Sopra il granaio della casa del canonico trovi le sue riserve alimentari: quattro staia di fave, quattro staia di veccia e di veccione, cinque staia di ceci bianchi e rossi. Trovi anche alcuni attrezzi rurali: sette cerchi di ferro grandi e piccoli, uno zappino, una zappa, un badile, un tridente, una scure, tutti di ferro e tutti usati. E trovi infine il segno dei tempi: uno schioppo, una schioppetta e una pistola.

 

Nella cantina

Giù, giù, giù, si scende in cantina. Qui c'è un piccolo deposito di attrezzi vinicoli: vasellami et arbii, un torchio con suoi ordigni, due mazze di ferro et alcuni pezzi di legno in detto torchio, venticinque doghe di rovere, sei assi simili per fare una vassella della tenuta di quattro bottali, altre ventiquattro doghe picciole.

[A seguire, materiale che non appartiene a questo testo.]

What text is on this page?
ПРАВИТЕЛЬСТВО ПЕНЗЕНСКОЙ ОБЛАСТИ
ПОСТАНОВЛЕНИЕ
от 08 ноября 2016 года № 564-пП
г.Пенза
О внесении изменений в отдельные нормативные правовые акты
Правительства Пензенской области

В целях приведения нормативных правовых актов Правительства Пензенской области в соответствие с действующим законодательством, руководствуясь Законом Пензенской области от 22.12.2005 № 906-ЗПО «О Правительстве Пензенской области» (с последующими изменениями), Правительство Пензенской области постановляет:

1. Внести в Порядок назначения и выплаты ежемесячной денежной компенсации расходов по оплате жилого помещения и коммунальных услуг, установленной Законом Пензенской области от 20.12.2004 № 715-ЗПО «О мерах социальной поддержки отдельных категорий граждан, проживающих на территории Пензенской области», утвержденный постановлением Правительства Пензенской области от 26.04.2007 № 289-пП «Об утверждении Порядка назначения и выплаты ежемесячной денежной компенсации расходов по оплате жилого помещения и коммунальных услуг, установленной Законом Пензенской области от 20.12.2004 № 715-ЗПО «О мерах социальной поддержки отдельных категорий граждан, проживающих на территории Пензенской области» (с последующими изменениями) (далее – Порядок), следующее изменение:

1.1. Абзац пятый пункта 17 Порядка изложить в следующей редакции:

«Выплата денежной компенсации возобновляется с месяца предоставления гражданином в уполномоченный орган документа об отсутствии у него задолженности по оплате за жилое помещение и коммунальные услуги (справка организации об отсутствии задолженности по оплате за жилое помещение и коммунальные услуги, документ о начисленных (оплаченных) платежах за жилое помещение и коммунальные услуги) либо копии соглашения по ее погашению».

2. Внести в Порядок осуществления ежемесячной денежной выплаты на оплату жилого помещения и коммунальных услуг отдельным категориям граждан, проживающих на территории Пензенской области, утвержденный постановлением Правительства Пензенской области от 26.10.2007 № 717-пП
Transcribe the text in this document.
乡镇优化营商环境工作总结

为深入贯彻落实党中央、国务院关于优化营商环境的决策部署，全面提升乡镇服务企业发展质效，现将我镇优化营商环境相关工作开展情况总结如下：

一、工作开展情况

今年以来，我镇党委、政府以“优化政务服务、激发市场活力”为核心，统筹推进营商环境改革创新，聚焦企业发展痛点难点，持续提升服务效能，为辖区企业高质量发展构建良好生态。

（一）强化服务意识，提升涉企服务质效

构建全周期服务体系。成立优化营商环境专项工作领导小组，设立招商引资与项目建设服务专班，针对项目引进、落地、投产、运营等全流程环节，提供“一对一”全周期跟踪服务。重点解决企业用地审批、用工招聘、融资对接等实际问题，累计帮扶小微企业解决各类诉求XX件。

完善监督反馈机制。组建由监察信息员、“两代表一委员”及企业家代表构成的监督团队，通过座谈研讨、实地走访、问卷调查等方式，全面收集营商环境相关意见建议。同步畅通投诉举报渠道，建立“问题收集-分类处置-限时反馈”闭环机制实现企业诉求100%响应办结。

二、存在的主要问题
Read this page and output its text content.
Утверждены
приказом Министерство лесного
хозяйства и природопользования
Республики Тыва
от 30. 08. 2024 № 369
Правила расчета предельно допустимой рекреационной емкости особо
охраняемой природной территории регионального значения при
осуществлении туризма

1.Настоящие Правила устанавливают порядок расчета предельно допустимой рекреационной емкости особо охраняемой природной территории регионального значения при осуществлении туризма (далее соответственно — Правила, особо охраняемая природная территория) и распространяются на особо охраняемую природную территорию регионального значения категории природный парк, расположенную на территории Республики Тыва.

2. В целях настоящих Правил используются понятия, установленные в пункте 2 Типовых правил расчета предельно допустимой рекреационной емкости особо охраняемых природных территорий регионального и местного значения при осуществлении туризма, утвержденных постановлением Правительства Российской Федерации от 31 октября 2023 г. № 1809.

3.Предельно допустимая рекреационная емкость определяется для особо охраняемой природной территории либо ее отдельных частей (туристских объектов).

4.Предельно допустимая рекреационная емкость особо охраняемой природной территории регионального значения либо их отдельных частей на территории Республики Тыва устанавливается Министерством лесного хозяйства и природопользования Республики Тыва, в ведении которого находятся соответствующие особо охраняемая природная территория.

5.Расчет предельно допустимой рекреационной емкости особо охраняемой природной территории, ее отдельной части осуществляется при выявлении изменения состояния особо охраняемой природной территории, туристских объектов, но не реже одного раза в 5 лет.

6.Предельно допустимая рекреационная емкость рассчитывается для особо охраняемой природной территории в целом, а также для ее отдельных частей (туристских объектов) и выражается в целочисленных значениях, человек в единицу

Invano cercheresti nella casa del canonico Quartero, perlustrata invero attraverso gli occhi un po' aridi dei suoi colleghi, un'immaginetta sacra o un libro di preghiere o una coroncina con i grani del rosario, qualche segno insomma di cristiana fede. Ma ora si visita un luogo di preghiera, il convento luese di San Francesco, dove il Quartero possedeva due stanze. E si comincia dalla stalla del convento.

 

Nello stallotto del convento

Qui c'è il... parco macchine del canonico: un piccolo cavallo con sella, basto e briglie e un asino con basto.

 

Nelle due stanze del convento

Bobba e Pavaranza trovano nove sacchi e tre staia di frumento, sei staia di fave, due sacchi di cicerchie, quattro staia di legumi diversi e… tante carte, dove sono scritte non le preghiere, ma gli ultimi conti che il canonico Quartero ha fatto nella sua vita. Contengono i nomi dei suoi debitori e tutto quello che costoro dovevano ancora versargli: Battista Ribaldone nove filippi d'argento e tre sacchi di frumento; Giovanni Tento dieci sacchi di frumento che il Quartero gli prestò per la semina; un contadino di San Salvatore dieci filippi d'argento per un cavallo; i mercanti di Milano ottantaquattro filippi d'argento e sei ducatoni per dieci bottalli di vino; infine i massari poveracci otto sacchi di frumento e le sementi, come loro stessi hanno dichiarato. Infatti il canonico, nel suo letto di malattia (in letto infirmo), li ha chiamati e, testimone il Bobba, ha voluto che i massari confessassero il debito. E' stata una delle sue ultime volontà...

 

Gianfranco Ribaldone, Al païs d', n. 3 (1998), p. 4

 

L'inventario dei beni del canonico Antonio Sebastiano Quartero è tra le carte del notaio Gerolamo Pavaranza, che a Lu rogò negli ultimi anni del Seicento e nei primi del Settecento (Archivio di Stato di Alessandria, Archivio notarile del Monferrato, mazzo 2841).